Andrey
Its good that you used guiding assistance. I have a few points for you. Hope it helps you.
1. Your Dec is more than twice as large as your RA. That means two things. Either you still have some serious Dec problems or you are still not guiding in RA.
2. Your guide star looks extremely weird. Did you properly focus your guide scope? In case you are using an OAG you might have a spacing problem. If its a guide scope then something weird is going on over there. You seem to be having some serious aberrations there. Make sure you are focused with your guide scope and try and see why you get that star shape. It might throw PHD off from doing proper guiding analysis and from actually guiding.
3. Your image looks a bit out of focus. 5 minutes sub for a very good mount (Ioptron 120?) would be able to yield good stars. But, if you are not in good focus then it will hide any tracking and guiding issues. But that is because you're not in focus!
The other issue is that with 5 minutes L you are probably saturating a lot of the stars, which again causes bloating and therefore will hide guiding errors.
If I can suggest something is that you pull back, get your focus in order, do 60-120s subs unguided so you can judge if your mount is working properly.
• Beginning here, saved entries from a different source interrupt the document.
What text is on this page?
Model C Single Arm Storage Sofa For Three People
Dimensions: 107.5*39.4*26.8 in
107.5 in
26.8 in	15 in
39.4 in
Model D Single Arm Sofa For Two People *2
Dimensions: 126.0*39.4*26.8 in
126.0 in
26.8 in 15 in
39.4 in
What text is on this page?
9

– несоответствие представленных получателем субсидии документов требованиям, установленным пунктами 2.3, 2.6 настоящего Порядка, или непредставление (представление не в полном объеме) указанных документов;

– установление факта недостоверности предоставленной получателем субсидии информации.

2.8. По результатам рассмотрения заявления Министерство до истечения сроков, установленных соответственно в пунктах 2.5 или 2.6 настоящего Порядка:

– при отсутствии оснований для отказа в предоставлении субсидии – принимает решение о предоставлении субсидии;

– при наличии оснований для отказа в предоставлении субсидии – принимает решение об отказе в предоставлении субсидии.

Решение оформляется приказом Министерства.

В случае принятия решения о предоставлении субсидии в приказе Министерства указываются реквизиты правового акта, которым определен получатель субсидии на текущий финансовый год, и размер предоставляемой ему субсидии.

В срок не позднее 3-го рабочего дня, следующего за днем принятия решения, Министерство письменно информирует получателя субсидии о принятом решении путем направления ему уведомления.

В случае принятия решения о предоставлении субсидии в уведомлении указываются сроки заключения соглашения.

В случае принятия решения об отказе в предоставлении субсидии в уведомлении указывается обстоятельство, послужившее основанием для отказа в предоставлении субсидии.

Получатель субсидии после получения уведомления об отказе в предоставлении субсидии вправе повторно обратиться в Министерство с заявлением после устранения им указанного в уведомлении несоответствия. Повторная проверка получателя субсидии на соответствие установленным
Then add guiding to the puzzle. And take 60s images of large star fields so you can judge any errors you have. Either from camera, or mount or whatever.
No point of imaging many nights while your system needs adjustment and tweaking. Learn your setup, go step by step and then go to the big stuff.
PS. now that I think about it. Are you doing proper calibration of PHD2?
That's my opinion anyways, good luck
Eyal
Edited by imtl, 08 May 2020 - 01:09 AM.